A similar exercise could be done by dichotomising the AER results (e.g. above or below an AER of 80mcg/min). Table 1 gives the results of the RCT. Table 2 gives the idealised observational study results of the choice arising from shared decision making. In this case a choice of placebo was made 31 times when the AER was over 80mcg/min and of these 10 were later found to have developed nephropathy giving a probability of 0.322, which is similar to the result for the RCT of 20/62 = 0.322. Again there were 300 individuals with an AER up to 80mcg/min. A decision was made to choose placebo in 300 and of these 23 developed nephropathy giving a probability of 0.077. In the RCT 10/134 = 0.075 developed nephropathy. These example data show how dichotomised results could also be used to conduct a pragmatic trial or perhaps to estimate the result of a RCT.

HuwLlewelyn · February 9, 2023, 2:39pm

A question arising from my previous post is “Can a decisions to accept or reject a treatment be used sometimes as an instrumental variable when the conditions are right?”

The decision to tolerate possible adverse effects and take the treatment OR avoid them and refuse the treatment will depend on the doctor’s and patient’s personality and attitude to risk, the nature of the adverse and beneficial effects and the probabilities of the latter etc. The effect of nephropathy on well being and lifestyle could be assumed to be the same after taking treatment and after not taking treatment. For the same facts some will decide to opt for treatment and some will not.

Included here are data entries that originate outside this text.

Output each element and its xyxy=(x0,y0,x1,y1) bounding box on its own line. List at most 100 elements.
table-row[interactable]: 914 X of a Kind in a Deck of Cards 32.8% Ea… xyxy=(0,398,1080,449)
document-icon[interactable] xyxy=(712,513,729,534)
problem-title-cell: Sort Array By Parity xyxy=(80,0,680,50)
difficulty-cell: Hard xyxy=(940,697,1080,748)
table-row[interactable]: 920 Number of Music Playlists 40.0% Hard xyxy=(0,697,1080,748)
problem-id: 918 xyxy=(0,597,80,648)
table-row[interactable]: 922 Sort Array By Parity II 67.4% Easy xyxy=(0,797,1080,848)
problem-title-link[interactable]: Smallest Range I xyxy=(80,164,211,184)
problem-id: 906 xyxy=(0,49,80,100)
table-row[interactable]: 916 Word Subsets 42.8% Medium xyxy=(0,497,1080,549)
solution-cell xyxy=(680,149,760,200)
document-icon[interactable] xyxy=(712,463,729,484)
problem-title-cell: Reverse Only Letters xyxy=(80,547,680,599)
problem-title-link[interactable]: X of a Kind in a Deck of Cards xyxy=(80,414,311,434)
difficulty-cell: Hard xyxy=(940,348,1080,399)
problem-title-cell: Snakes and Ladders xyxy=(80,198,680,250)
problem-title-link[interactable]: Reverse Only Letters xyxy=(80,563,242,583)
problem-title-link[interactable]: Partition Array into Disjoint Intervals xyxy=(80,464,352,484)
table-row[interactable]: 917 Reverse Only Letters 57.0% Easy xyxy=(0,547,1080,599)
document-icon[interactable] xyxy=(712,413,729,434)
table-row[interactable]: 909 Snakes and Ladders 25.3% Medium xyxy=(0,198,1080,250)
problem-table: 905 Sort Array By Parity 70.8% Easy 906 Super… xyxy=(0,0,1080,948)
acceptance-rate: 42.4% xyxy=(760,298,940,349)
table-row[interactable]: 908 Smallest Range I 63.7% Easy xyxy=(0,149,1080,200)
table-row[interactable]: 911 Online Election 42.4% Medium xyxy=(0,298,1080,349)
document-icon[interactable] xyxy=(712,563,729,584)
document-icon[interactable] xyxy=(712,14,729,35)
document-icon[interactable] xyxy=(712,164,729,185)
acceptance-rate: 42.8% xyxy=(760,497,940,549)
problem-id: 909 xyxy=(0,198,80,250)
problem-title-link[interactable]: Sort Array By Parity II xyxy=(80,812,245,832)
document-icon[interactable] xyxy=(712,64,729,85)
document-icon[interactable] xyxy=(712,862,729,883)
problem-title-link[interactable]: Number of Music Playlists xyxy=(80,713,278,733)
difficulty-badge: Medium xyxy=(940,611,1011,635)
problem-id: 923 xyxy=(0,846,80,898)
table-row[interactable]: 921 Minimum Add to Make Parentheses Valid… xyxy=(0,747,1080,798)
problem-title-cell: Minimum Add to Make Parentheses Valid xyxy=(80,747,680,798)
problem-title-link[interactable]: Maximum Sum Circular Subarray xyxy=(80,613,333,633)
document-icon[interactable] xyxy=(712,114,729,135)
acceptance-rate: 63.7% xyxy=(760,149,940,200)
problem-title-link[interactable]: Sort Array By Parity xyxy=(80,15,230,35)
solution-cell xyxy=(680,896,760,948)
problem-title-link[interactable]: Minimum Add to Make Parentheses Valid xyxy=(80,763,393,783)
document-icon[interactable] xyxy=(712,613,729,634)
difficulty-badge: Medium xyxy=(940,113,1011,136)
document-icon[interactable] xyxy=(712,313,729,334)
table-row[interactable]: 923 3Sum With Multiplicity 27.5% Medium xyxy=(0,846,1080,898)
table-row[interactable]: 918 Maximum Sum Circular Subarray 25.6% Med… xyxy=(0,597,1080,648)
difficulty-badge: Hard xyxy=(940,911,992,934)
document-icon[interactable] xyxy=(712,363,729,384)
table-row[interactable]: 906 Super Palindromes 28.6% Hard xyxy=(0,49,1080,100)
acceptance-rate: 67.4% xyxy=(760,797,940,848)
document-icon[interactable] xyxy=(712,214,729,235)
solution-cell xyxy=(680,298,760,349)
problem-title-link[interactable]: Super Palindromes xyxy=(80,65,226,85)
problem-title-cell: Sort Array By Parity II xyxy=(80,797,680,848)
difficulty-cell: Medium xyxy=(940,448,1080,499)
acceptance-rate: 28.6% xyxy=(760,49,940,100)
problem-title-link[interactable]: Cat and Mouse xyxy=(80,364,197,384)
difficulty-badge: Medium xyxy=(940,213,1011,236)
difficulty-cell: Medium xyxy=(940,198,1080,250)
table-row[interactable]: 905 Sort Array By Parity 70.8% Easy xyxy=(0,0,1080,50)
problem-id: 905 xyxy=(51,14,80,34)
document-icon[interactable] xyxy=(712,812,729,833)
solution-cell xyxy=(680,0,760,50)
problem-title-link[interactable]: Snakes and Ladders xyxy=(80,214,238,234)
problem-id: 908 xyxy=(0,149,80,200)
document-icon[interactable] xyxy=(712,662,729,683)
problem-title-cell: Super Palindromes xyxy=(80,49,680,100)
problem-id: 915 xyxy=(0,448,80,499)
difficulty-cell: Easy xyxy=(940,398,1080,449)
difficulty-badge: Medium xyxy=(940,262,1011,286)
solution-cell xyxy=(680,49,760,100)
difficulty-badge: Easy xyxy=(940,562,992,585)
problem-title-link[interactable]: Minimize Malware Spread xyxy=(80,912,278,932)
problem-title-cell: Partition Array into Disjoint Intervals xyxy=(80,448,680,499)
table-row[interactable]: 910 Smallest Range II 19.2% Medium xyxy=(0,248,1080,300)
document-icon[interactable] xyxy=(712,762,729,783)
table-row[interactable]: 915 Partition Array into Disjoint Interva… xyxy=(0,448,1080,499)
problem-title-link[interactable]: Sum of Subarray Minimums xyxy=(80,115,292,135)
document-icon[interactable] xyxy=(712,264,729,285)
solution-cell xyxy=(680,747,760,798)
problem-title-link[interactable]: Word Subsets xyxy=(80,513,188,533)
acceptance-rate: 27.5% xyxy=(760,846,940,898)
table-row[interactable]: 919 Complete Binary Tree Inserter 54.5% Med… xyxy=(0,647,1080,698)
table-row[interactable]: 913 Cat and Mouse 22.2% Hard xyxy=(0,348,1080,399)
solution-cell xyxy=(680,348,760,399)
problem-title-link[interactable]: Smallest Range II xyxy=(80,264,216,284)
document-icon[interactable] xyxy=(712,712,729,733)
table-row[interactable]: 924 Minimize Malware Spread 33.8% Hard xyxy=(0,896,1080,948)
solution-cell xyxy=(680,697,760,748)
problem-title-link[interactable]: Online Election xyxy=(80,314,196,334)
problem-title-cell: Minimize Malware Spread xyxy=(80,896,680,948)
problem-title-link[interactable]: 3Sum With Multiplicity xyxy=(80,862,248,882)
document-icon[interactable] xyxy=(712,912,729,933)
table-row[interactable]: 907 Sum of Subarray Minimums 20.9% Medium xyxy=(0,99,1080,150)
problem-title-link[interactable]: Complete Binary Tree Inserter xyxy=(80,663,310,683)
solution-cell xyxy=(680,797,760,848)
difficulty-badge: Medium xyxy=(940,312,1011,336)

Does the decision cause bias by affecting the way in which irbesartan reduces the risk of nephropathy? I cannot think of a mechanism that would cause this. I also cannot think of a mechanism why placebo should change the biochemistry either as the IRMA2 end point was biochemistry, not well being. Can anyone else? @f2harrell ? @Stephen ? @Pavlos_Msaouel ? @Martin_Dahlberg ? This is dependent on knowledge of the situation, which can never be complete of course (as in the case of Angrist and Imbens when using birth month as an instrument to assess duration of schooling on subsequent earnings).

A simple approach would be to suggest to the doctor and patient a theoretical lower risk of nephropathy of 10% on treatment when the ln(AER) is greater than 2 upper standard deviations of a healthy population, but a theoretical risk of side effects of 10% say on treatment. However, there is a higher theoretical risk of nephropathy of 20% on no treatment but without any risk of side effects. Based on the latter, please choose treatment or no treatment!

The real proportions with nephropathy for those on treatment and no treatment are then found by counting the number who actually developed nephropathy after 2 years in the treatment and no treatment groups. After 2 years, the proportions can also be found by an ‘observational study’ for each baseline AER as suggested by Figure 4 in the previous post. Unlike this example, an instrumental variable is only required when a RCT is not possible.

Many questionable assumptions are required when applying an instrumental variable compared to performing an RCT of course. Any comments?

Pavlos_Msaouel · February 9, 2023, 2:56pm

Me neither. This is why I have been having such a hard time understanding the argument of the Mueller & Pearl paper that started this thread. Maintaining an open mind that perhaps I am missing something.

In our predictive modeling (technical example here and simplified description here) we have been distinguishing the estimation that informs inferences from the trade-offs that subsequently inform decisions. We do not do the opposite whereby the decisions are turned into inferences influencing estimations.